David Graeber, Bullshit Jobs. Compte-rendu

  Les liens qui libèrent, 2018.

Je n’ai que des raisons d’adhérer aux positions de David Graeber. Sa profession d’anthropologue, ses choix politiques, son activisme, son rôle en 2014 dans « Occupy Wall Street »… ne peuvent que rencontrer mon approbation. Je me trouve en effet toujours en accord avec ses thèses. Mais chaque fois, ses démonstrations me gênent. J’aime qu’il ait raison mais ses justifications me paraissent discutables.

Il sait choisir ses sujets, la dette, l’anthropologie, ici, les « boulots à la con ». Mais comme il veut « faire des mots une chose » les différents moyens utilisés dans ses démonstrations m’irritent.

En premier lieu, il choisit une échelle nationale « transcendantale » à laquelle on ne accéder que par des chiffres ou des graphiques dont on ne peut jamais savoir comment ils ont été fabriqués.

En second lieu, il élabore des « concepts » ce qui implique un système, projet qui ne m’intéresse pas, je le laisse aux philosophes dont c’est la tâche.

En troisième lieu, il commence donc par vouloir poser une définition et même une typologie que je croyais interdites aux anthropologues depuis les papillons de Leach.

Par un site internet, il recueille des témoignages ce qui ne l’autorise souvent qu’à des contextualisations faibles et laisse planer le mythe de la représentativité. Pour cela, le plus convainquant me semble ses exemples pris dans les Universités auxquels par profession il a un accès direct et personnel. Je m’oppose à la recherche de la validité d’un document qui ne repose pas sur l’expérience des locuteurs mais sur leur inscription dans une typologie, un récit.

Je veux en même temps écarter mes écrits académiques de mes choix politiques.

Pourtant, le livre de Graeber traite de questions essentielles qu’il présente de façon nouvelle. C’est dire son importance qu’il présente sous les trois faces, d’un traité de philosophie qui élabore des concepts, d’un manifeste politique en faveur, entre autres, du revenu universel, et enfin, d’une enquête anthropologique sur des personnes ayant de curieuses activités. Or comme les démarches réclamées par chacune de ces tâches s’opposent, je me trouve devant une pensée à laquelle je ne peux qu’adhérer mais qui soulève en même temps autant de réticences. J’adhère à son son récit mais les informations sur lesquelles il s’appuie me semblent discutables.

En effet, il soulève une question importante, ce qu’il appelle des « jobs à la con » qui consistent à ne rien faire tout en étant payé, souvent grassement. Publiant un article sur ce thème, Graeber reçoit une foule de témoignages qui confirme la réalité de son objet d’étude, l’importance de la question qu’il pose, la nécessité d’en faire un livre…

Dans un premier temps, comme si les mots s’identifiaient aux choses et qu’il voulait élaborer un système, il veut définir le « concept » de « jobs à la con » et « jobs de merde » comme si les témoignages que lui procure son enquête ne suffisaient pas.

Le projet politique que présente Graeber en faveur du « salaire universel » ne peut qu’emporter l’adhésion car il libèrerait les « jobs à la con » auxquels bien des salariés sont obligés de se soumettre pour des raisons comptables, payer leur loyer par exemple.

Enfin si ces « jobs à la con » constituent un beau sujet d’enquête, l’anthropologue de la London Scool of Economics de Londres (là où enseignait Malinowski) s’appuie pour l’essentiel sur les témoignages des salariés reçus par internet.

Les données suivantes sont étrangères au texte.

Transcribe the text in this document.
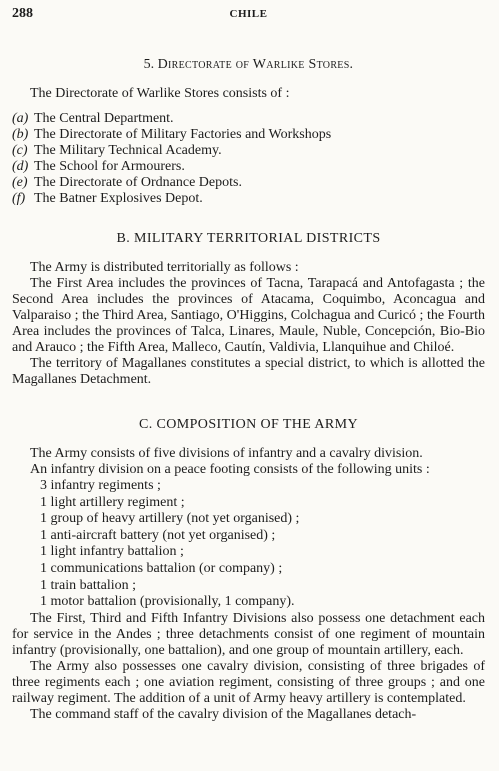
288	CHILE
5. Directorate of Warlike Stores.

The Directorate of Warlike Stores consists of :

(a) The Central Department.
(b) The Directorate of Military Factories and Workshops
(c) The Military Technical Academy.
(d) The School for Armourers.
(e) The Directorate of Ordnance Depots.
(f) The Batner Explosives Depot.
B. MILITARY TERRITORIAL DISTRICTS

The Army is distributed territorially as follows :

The First Area includes the provinces of Tacna, Tarapacá and Antofagasta ; the Second Area includes the provinces of Atacama, Coquimbo, Aconcagua and Valparaiso ; the Third Area, Santiago, O'Higgins, Colchagua and Curicó ; the Fourth Area includes the provinces of Talca, Linares, Maule, Nuble, Concepción, Bio-Bio and Arauco ; the Fifth Area, Malleco, Cautín, Valdivia, Llanquihue and Chiloé.

The territory of Magallanes constitutes a special district, to which is allotted the Magallanes Detachment.

C. COMPOSITION OF THE ARMY

The Army consists of five divisions of infantry and a cavalry division.

An infantry division on a peace footing consists of the following units :

3 infantry regiments ;
1 light artillery regiment ;
1 group of heavy artillery (not yet organised) ;
1 anti-aircraft battery (not yet organised) ;
1 light infantry battalion ;
1 communications battalion (or company) ;
1 train battalion ;
1 motor battalion (provisionally, 1 company).

The First, Third and Fifth Infantry Divisions also possess one detachment each for service in the Andes ; three detachments consist of one regiment of mountain infantry (provisionally, one battalion), and one group of mountain artillery, each.

The Army also possesses one cavalry division, consisting of three brigades of three regiments each ; one aviation regiment, consisting of three groups ; and one railway regiment. The addition of a unit of Army heavy artillery is contemplated.

The command staff of the cavalry division of the Magallanes detach-
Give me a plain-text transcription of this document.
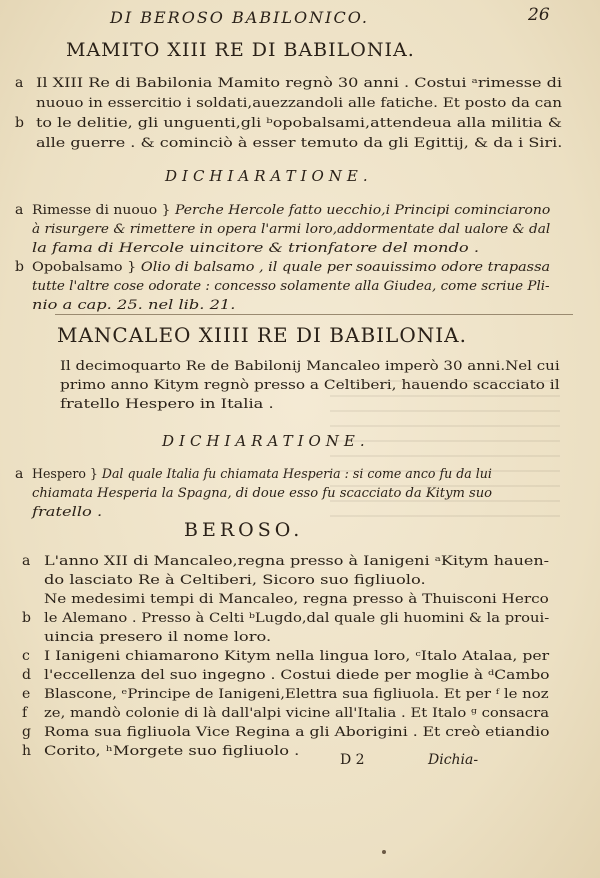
DI BEROSO BABILONICO.	26
MAMITO XIII RE DI BABILONIA.
a Il XIII Re di Babilonia Mamito regnò 30 anni . Costui ᵃrimesse di
nuouo in essercitio i soldati,auezzandoli alle fatiche. Et posto da can
b to le delitie, gli unguenti,gli ᵇopobalsami,attendeua alla militia &
alle guerre . & cominciò à esser temuto da gli Egittij, & da i Siri.
DICHIARATIONE.
a Rimesse di nuouo } Perche Hercole fatto uecchio,i Principi cominciarono
à risurgere & rimettere in opera l'armi loro,addormentate dal ualore & dal
la fama di Hercole uincitore & trionfatore del mondo .
b Opobalsamo } Olio di balsamo , il quale per soauissimo odore trapassa
tutte l'altre cose odorate : concesso solamente alla Giudea, come scriue Pli-
nio a cap. 25. nel lib. 21.
MANCALEO XIIII RE DI BABILONIA.
Il decimoquarto Re de Babilonij Mancaleo imperò 30 anni.Nel cui
primo anno Kitym regnò presso a Celtiberi, hauendo scacciato il
fratello Hespero in Italia .
DICHIARATIONE.
a Hespero } Dal quale Italia fu chiamata Hesperia : si come anco fu da lui
chiamata Hesperia la Spagna, di doue esso fu scacciato da Kitym suo
fratello .
BEROSO.
a L'anno XII di Mancaleo,regna presso à Ianigeni ᵃKitym hauen-
do lasciato Re à Celtiberi, Sicoro suo figliuolo.
Ne medesimi tempi di Mancaleo, regna presso à Thuisconi Herco
b le Alemano . Presso à Celti ᵇLugdo,dal quale gli huomini & la proui-
uincia presero il nome loro.
c I Ianigeni chiamarono Kitym nella lingua loro, ᶜItalo Atalaa, per
d l'eccellenza del suo ingegno . Costui diede per moglie à ᵈCambo
e Blascone, ᵉPrincipe de Ianigeni,Elettra sua figliuola. Et per ᶠ le noz
f ze, mandò colonie di là dall'alpi vicine all'Italia . Et Italo ᵍ consacra
g Roma sua figliuola Vice Regina a gli Aborigini . Et creò etiandio
h Corito, ʰMorgete suo figliuolo .
D 2	Dichia-
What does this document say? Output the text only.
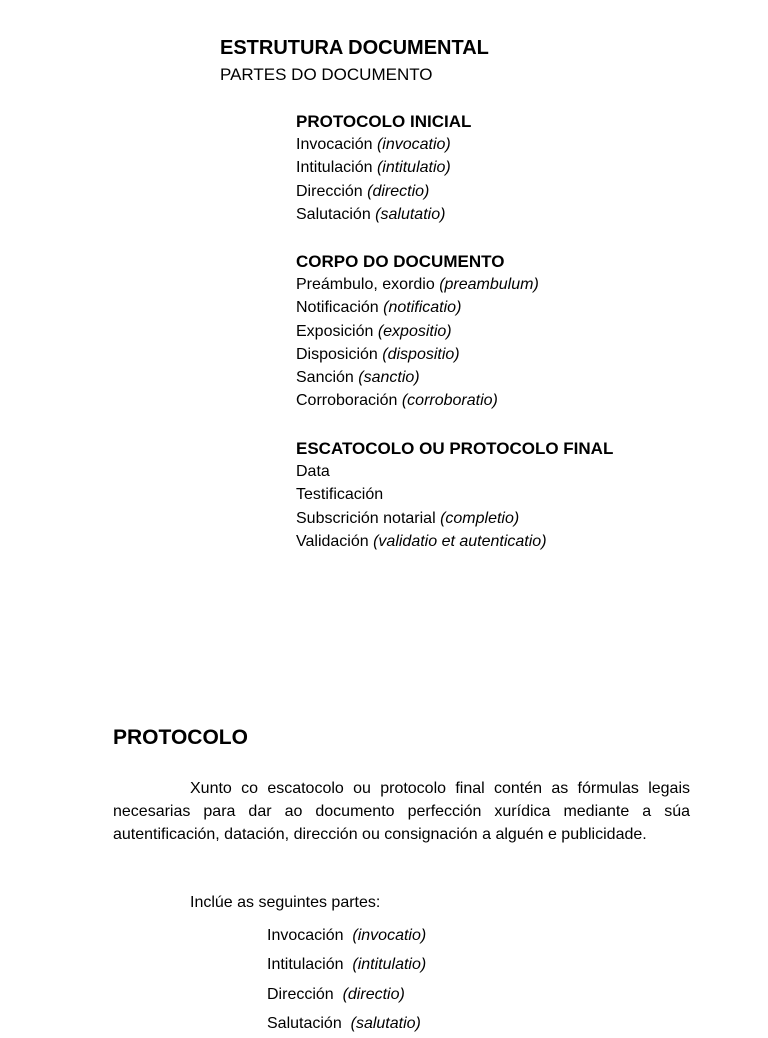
ESTRUTURA DOCUMENTAL
PARTES DO DOCUMENTO
PROTOCOLO INICIAL
Invocación (invocatio)
Intitulación (intitulatio)
Dirección (directio)
Salutación (salutatio)
CORPO DO DOCUMENTO
Preámbulo, exordio (preambulum)
Notificación (notificatio)
Exposición (expositio)
Disposición (dispositio)
Sanción (sanctio)
Corroboración (corroboratio)
ESCATOCOLO OU PROTOCOLO FINAL
Data
Testificación
Subscrición notarial (completio)
Validación (validatio et autenticatio)
PROTOCOLO
Xunto co escatocolo ou protocolo final contén as fórmulas legais necesarias para dar ao documento perfección xurídica mediante a súa autentificación, datación, dirección ou consignación a alguén e publicidade.
Inclúe as seguintes partes:
Invocación (invocatio)
Intitulación (intitulatio)
Dirección (directio)
Salutación (salutatio)
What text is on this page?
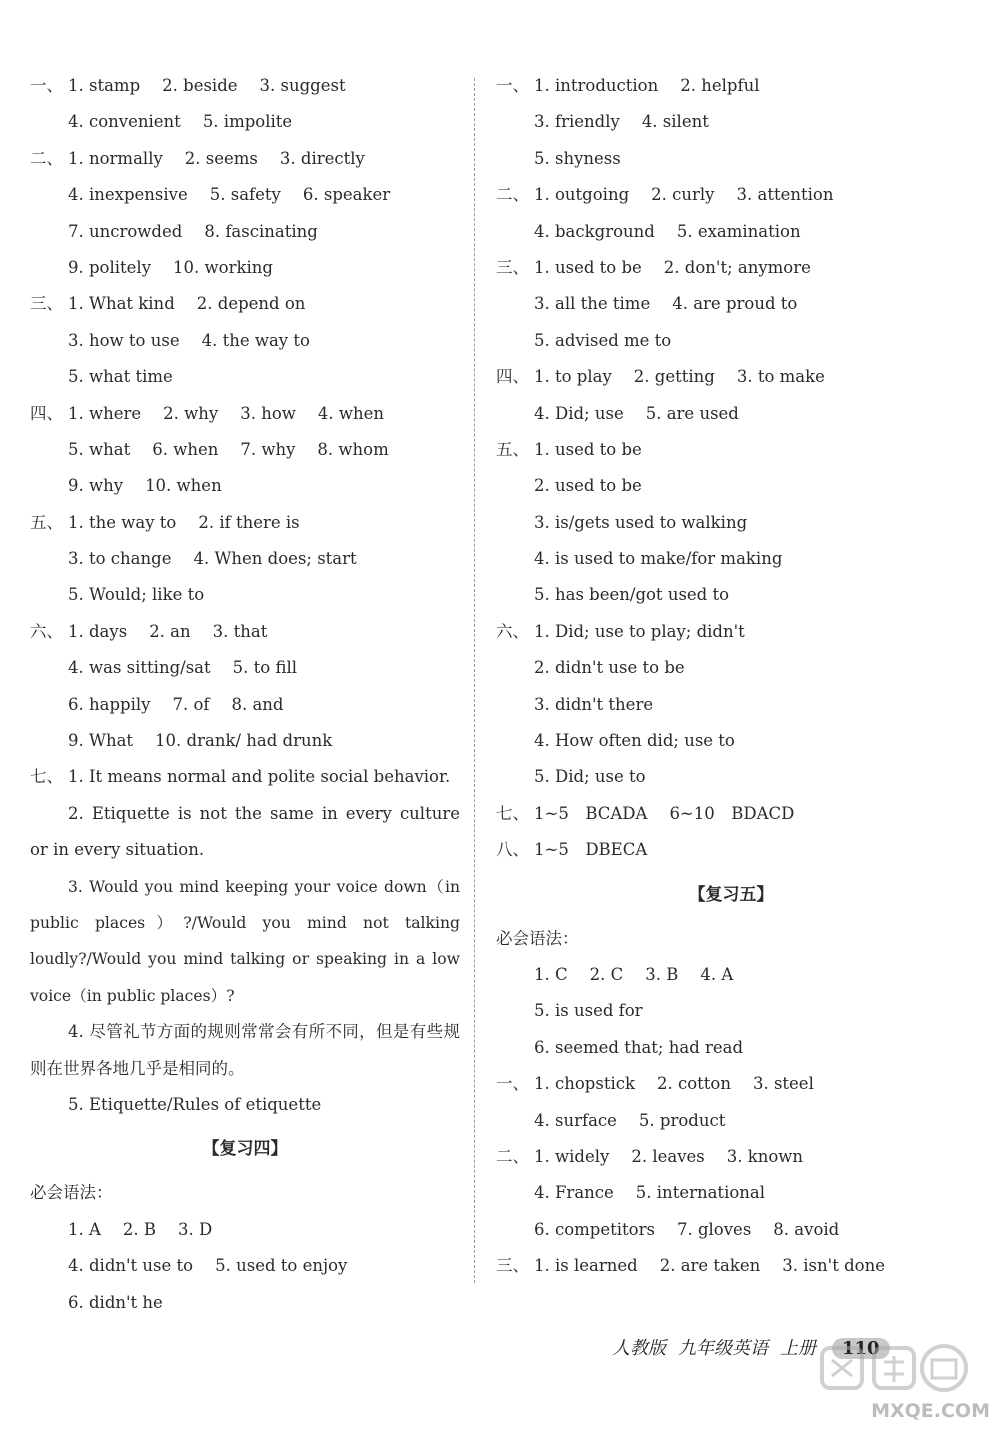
一、 1. stamp 2. beside 3. suggest
4. convenient 5. impolite
二、 1. normally 2. seems 3. directly
4. inexpensive 5. safety 6. speaker
7. uncrowded 8. fascinating
9. politely 10. working
三、 1. What kind 2. depend on
3. how to use 4. the way to
5. what time
四、 1. where 2. why 3. how 4. when
5. what 6. when 7. why 8. whom
9. why 10. when
五、 1. the way to 2. if there is
3. to change 4. When does; start
5. Would; like to
六、 1. days 2. an 3. that
4. was sitting/sat 5. to fill
6. happily 7. of 8. and
9. What 10. drank/ had drunk
七、 1. It means normal and polite social behavior.
2. Etiquette is not the same in every culture or in every situation.
3. Would you mind keeping your voice down（in public places）?/Would you mind not talking loudly?/Would you mind talking or speaking in a low voice（in public places）?
4. 尽管礼节方面的规则常常会有所不同，但是有些规则在世界各地几乎是相同的。
5. Etiquette/Rules of etiquette
【复习四】
必会语法：
1. A 2. B 3. D
4. didn't use to 5. used to enjoy
6. didn't he
一、 1. introduction 2. helpful
3. friendly 4. silent
5. shyness
二、 1. outgoing 2. curly 3. attention
4. background 5. examination
三、 1. used to be 2. don't; anymore
3. all the time 4. are proud to
5. advised me to
四、 1. to play 2. getting 3. to make
4. Did; use 5. are used
五、 1. used to be
2. used to be
3. is/gets used to walking
4. is used to make/for making
5. has been/got used to
六、 1. Did; use to play; didn't
2. didn't use to be
3. didn't there
4. How often did; use to
5. Did; use to
七、 1~5　BCADA 6~10　BDACD
八、 1~5　DBECA
【复习五】
必会语法：
1. C 2. C 3. B 4. A
5. is used for
6. seemed that; had read
一、 1. chopstick 2. cotton 3. steel
4. surface 5. product
二、 1. widely 2. leaves 3. known
4. France 5. international
6. competitors 7. gloves 8. avoid
三、 1. is learned 2. are taken 3. isn't done
人教版 九年级英语 上册 110
MXQE.COM
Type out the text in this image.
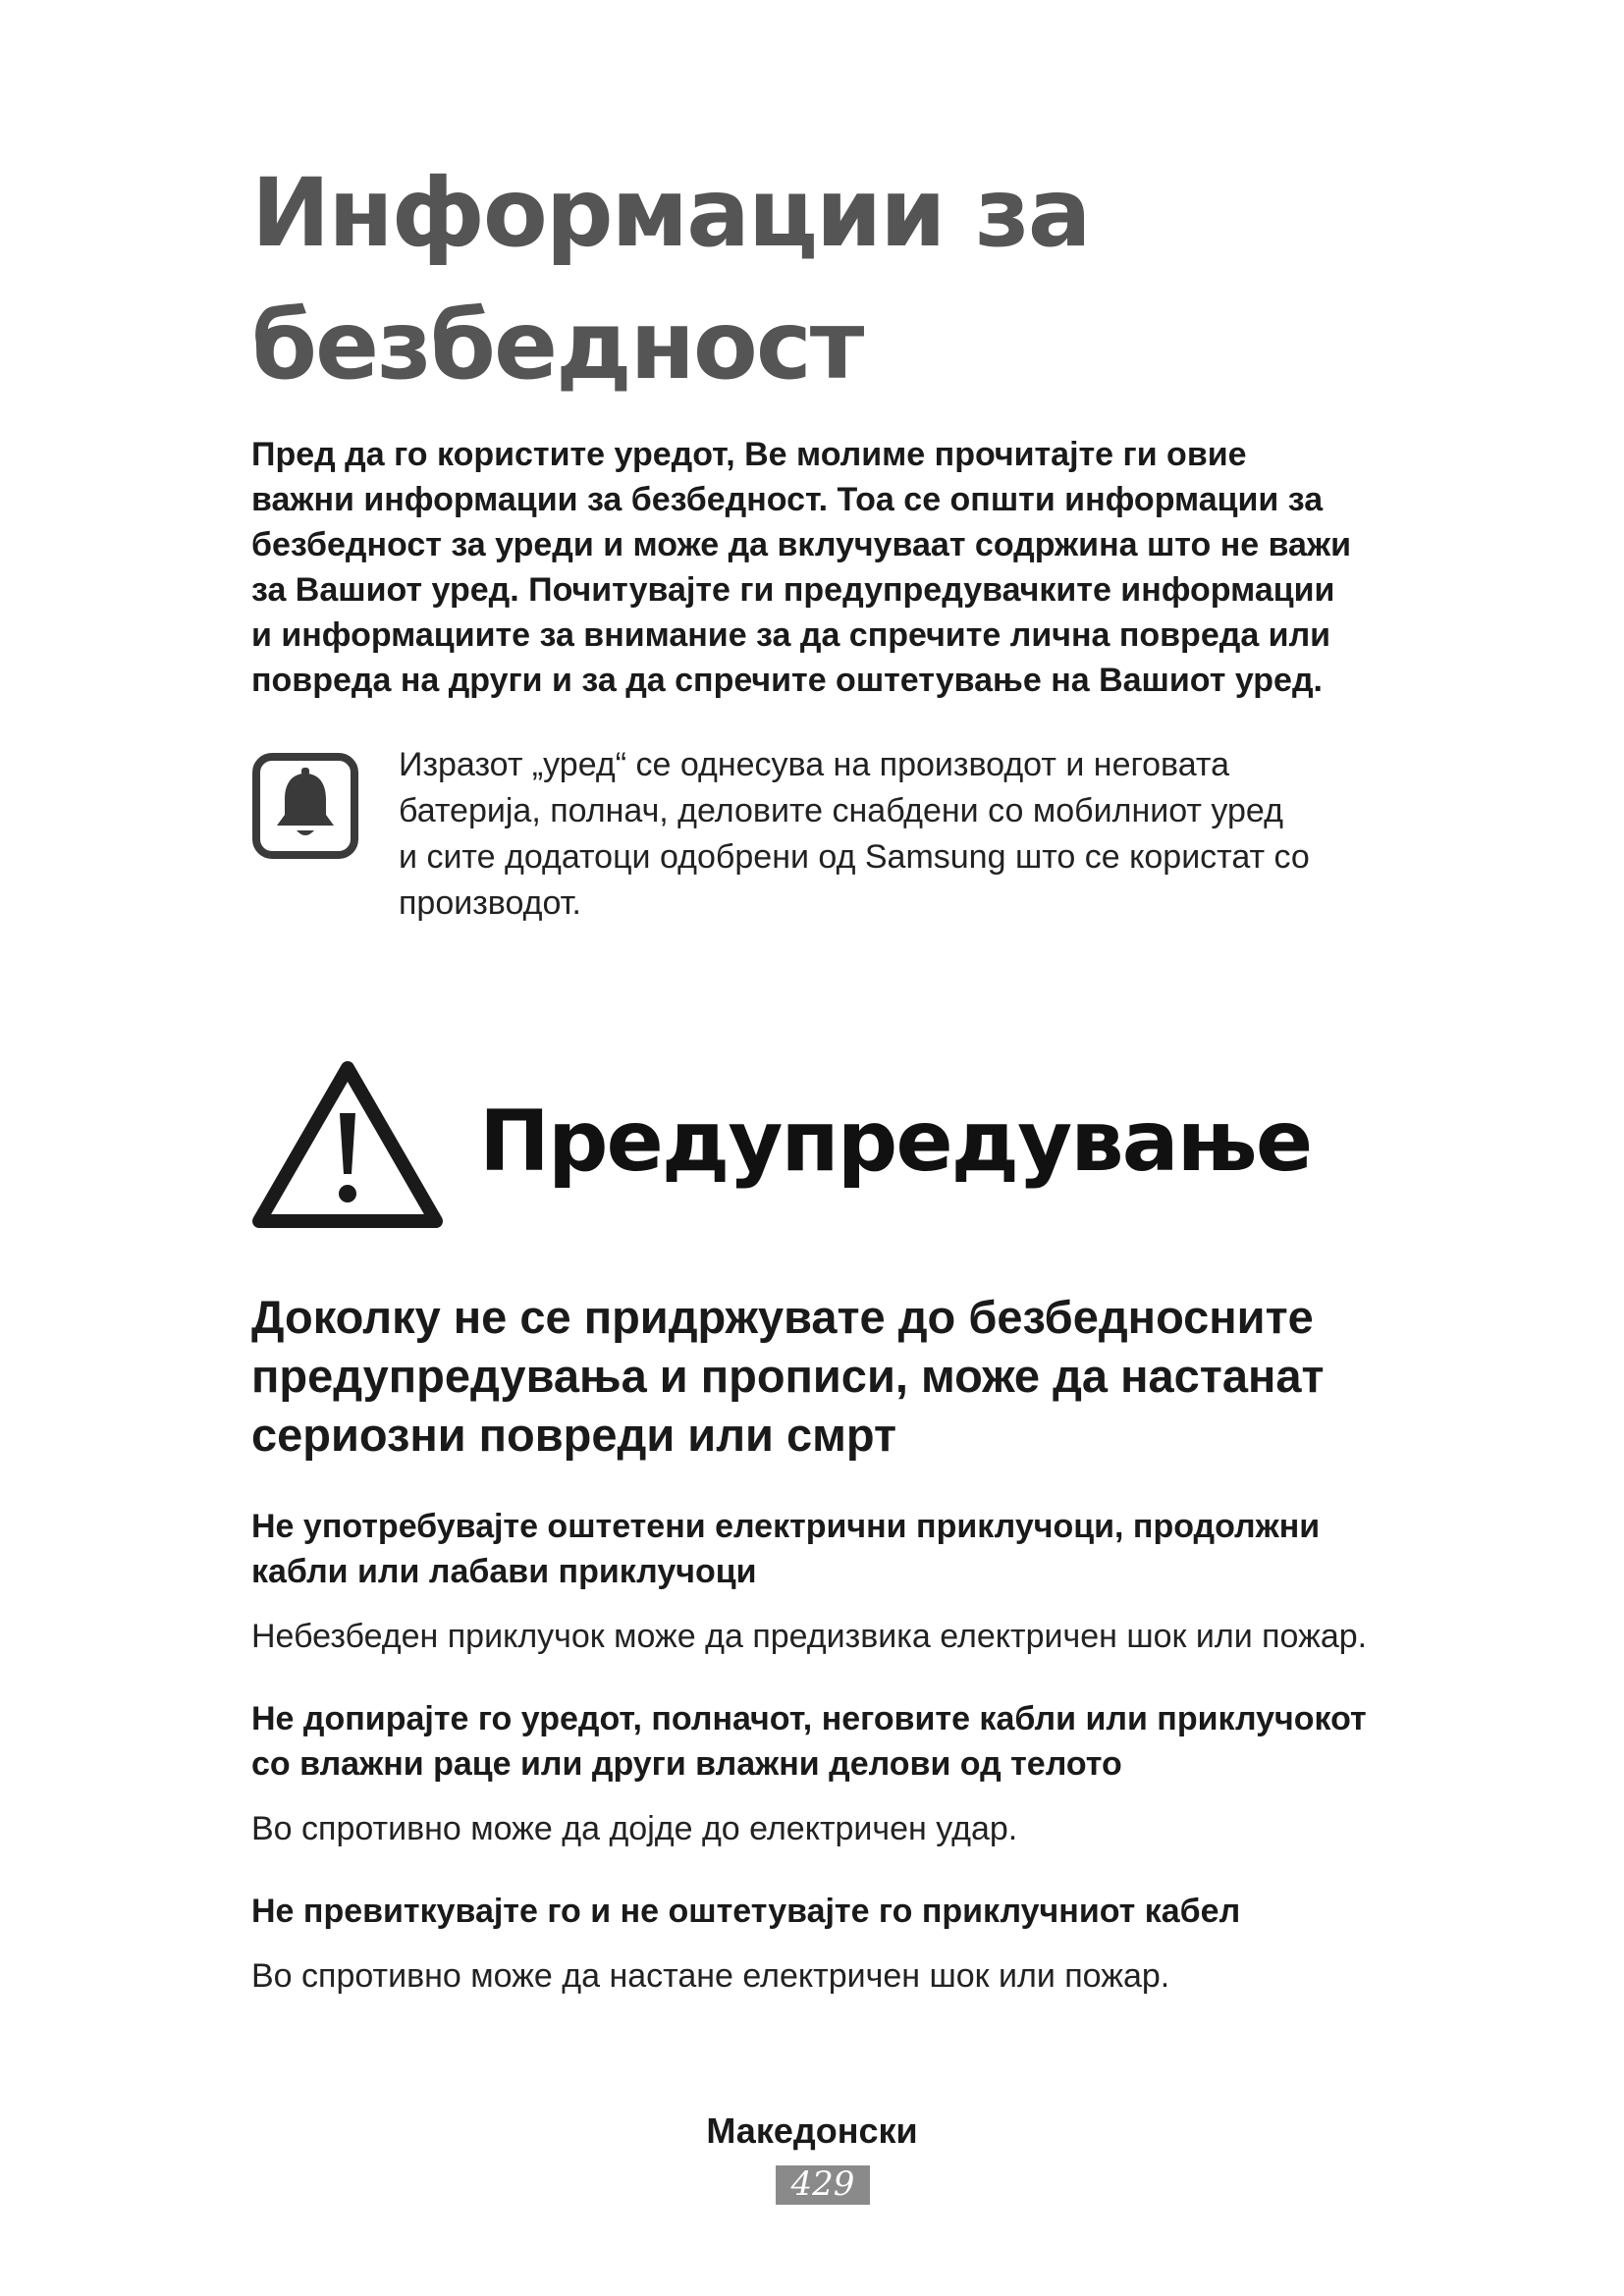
Информации за
безбедност

Пред да го користите уредот, Ве молиме прочитајте ги овие
важни информации за безбедност. Тоа се општи информации за
безбедност за уреди и може да вклучуваат содржина што не важи
за Вашиот уред. Почитувајте ги предупредувачките информации
и информациите за внимание за да спречите лична повреда или
повреда на други и за да спречите оштетување на Вашиот уред.

Изразот „уред“ се однесува на производот и неговата
батерија, полнач, деловите снабдени со мобилниот уред
и сите додатоци одобрени од Samsung што се користат со
производот.

Предупредување
Доколку не се придржувате до безбедносните
предупредувања и прописи, може да настанат
сериозни повреди или смрт
Не употребувајте оштетени електрични приклучоци, продолжни
кабли или лабави приклучоци

Небезбеден приклучок може да предизвика електричен шок или пожар.

Не допирајте го уредот, полначот, неговите кабли или приклучокот
со влажни раце или други влажни делови од телото

Во спротивно може да дојде до електричен удар.

Не превиткувајте го и не оштетувајте го приклучниот кабел

Во спротивно може да настане електричен шок или пожар.

Македонски

429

Si cela permet d’avoir une grande quantité d’informations, elles restent relativement peu contextualisées. L’écrit ne permet que l’accès à leur contenu mais ignore la forme qu’elles prendraient à l’oral et donc au processus de leur expression.

Trois détails supplémentaires de la traduction française m’ont gêné : le recours à la représentativité, à la nature humaine et aux explication psychologiques ou psychanalytiques comme si le contexte dans lequel vivent les personnes ne suffisait pas.

L’analyse microscopique qui permet d’établir la qualité des informations nées de la verbalisation des pratiques des locuteurs et du contexte de leur expression n’exige pas un élargissement par comparaison ou par l’établissement de continuités statistiques. Seul le lecteur peut à ses risques et périls considérer que des informations localisées dans le temps peuvent se retrouver ailleurs par leur inscription dans un récit, par exemple des positions politiques. Je peux adhérer ou refuser les narrations proposées au lecteur mais, en revanche, je ne peux mettre en doute les « preuves historiques ». Je choisis ces dernières.